A kind and bold example of how no career is sacred, Prince of Persia: The Sands of Time is both an exploration of how dull Jake Gyllenhaal is as a lead and how unintrusive the work of director Mike Newell is. The pair have had success separately, but it appears that, like most hoping to take on video game projects, they were doomed to failure. Rightly so. Who cares for Prince of Persia: The Sands of Time? It’s like holding out hopes on an emotional connection with an egg timer. The House of Mouse tanks another adventure-themed feature and shamefully so. The scope and finesse of the larger scenes and the genuine awe Newell can create here is a sad and irredeemable waste.

Courageous orphans and sandy cities give a nice backdrop to the world Gyllenhaal and Ben Kingsley exist in, but the effect is quick and forgettable. Although Newell is successful in creating a scope, it feels extremely faux and fails to understand the characters living there or what they should be doing. Some awful, truly awful choreography and parkour open this feature, occasionally cutting back to Kingsley so Newell can say he hasn’t entirely ripped off and cut down the opening of Aladdin. Sand-clad streets and dark colour tones for the world for the Holy City of Alamut and all the other bottled-up cities that will mean nothing to so many are finely made but exceptionally dull.

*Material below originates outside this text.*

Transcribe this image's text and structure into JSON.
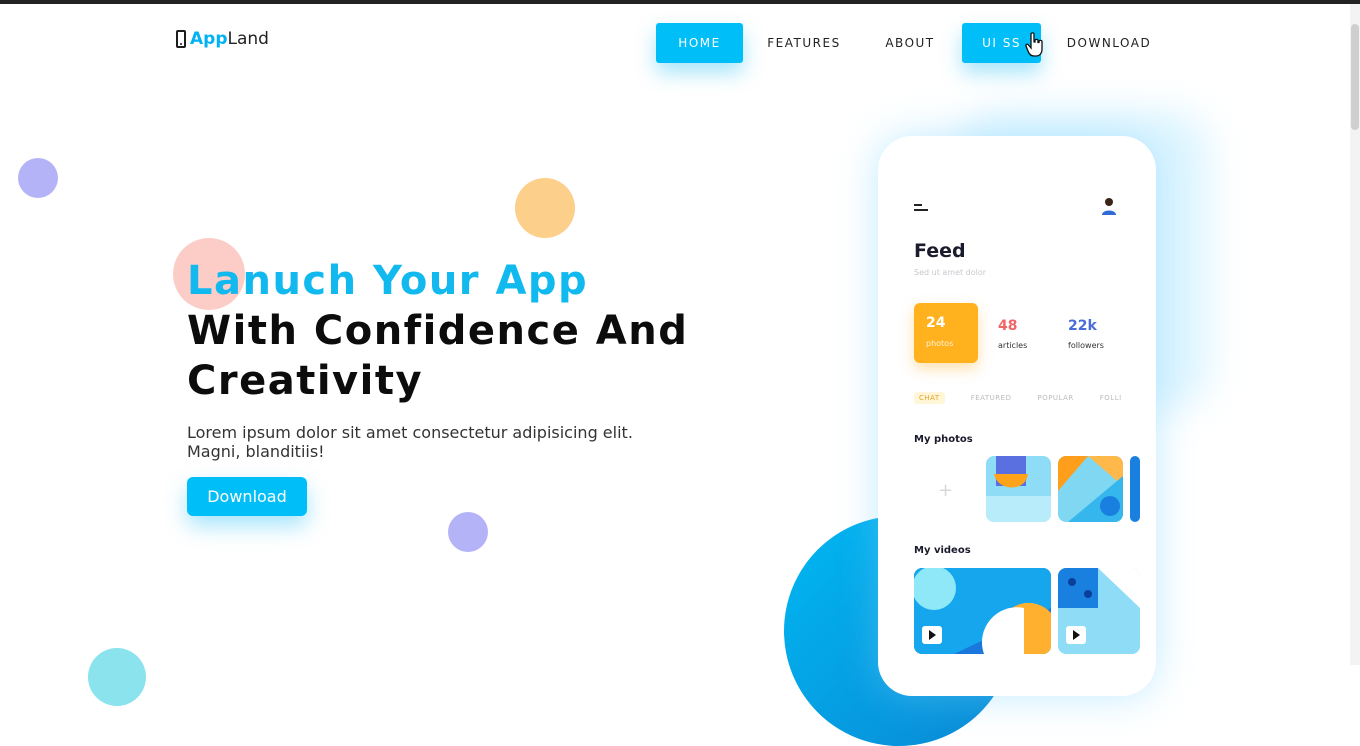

There is a blurred sheen over the mid-range shots, a lack of identity found in the close-ups and a failure to engage with the characters in the extreme close-ups. Having Gyllenhaal go from having his head kicked in during a brawl to being some great saviour exploring the great distances happens in the blink of an eye and will be forgotten in another. Magic swords, Alfred Molina and everyone trying a little too much to make this world of rogue princes and magic elements work. They all lift a heavy burden and do extremely little because of a flat score, an unsteady director trying to figure out where everything fits and how it comes together and a sincere lack of interest in the material presented.

No room for creativity in a feature that hopes to hold Gyllenhaal in fits of parkour and fighting while having Gemma Arterton cry on command and do little else. It is the painful slashing of what makes a popcorn feature good, with Newell actively removing what could have been a deep exploration of lore and a world ripe for the picking. It is not as if detail is lacking, backstories and character arcs had already been built up by the video games of the same name, but Prince of Persia: The Sands of Time shares the name and not much else. Poorly written features are difficult to engage with, and it is rarely the fault of the performer. But here, Prince of Persia: The Sands of Time fails because of how generic it is but also due to the cast embracing that without much care. Kingsley hams it up, Molina takes on a role that seems fairly unsuited to him, and everyone comes off looking pretty drab indeed for a film that doesn’t know what to do or where to take its characters.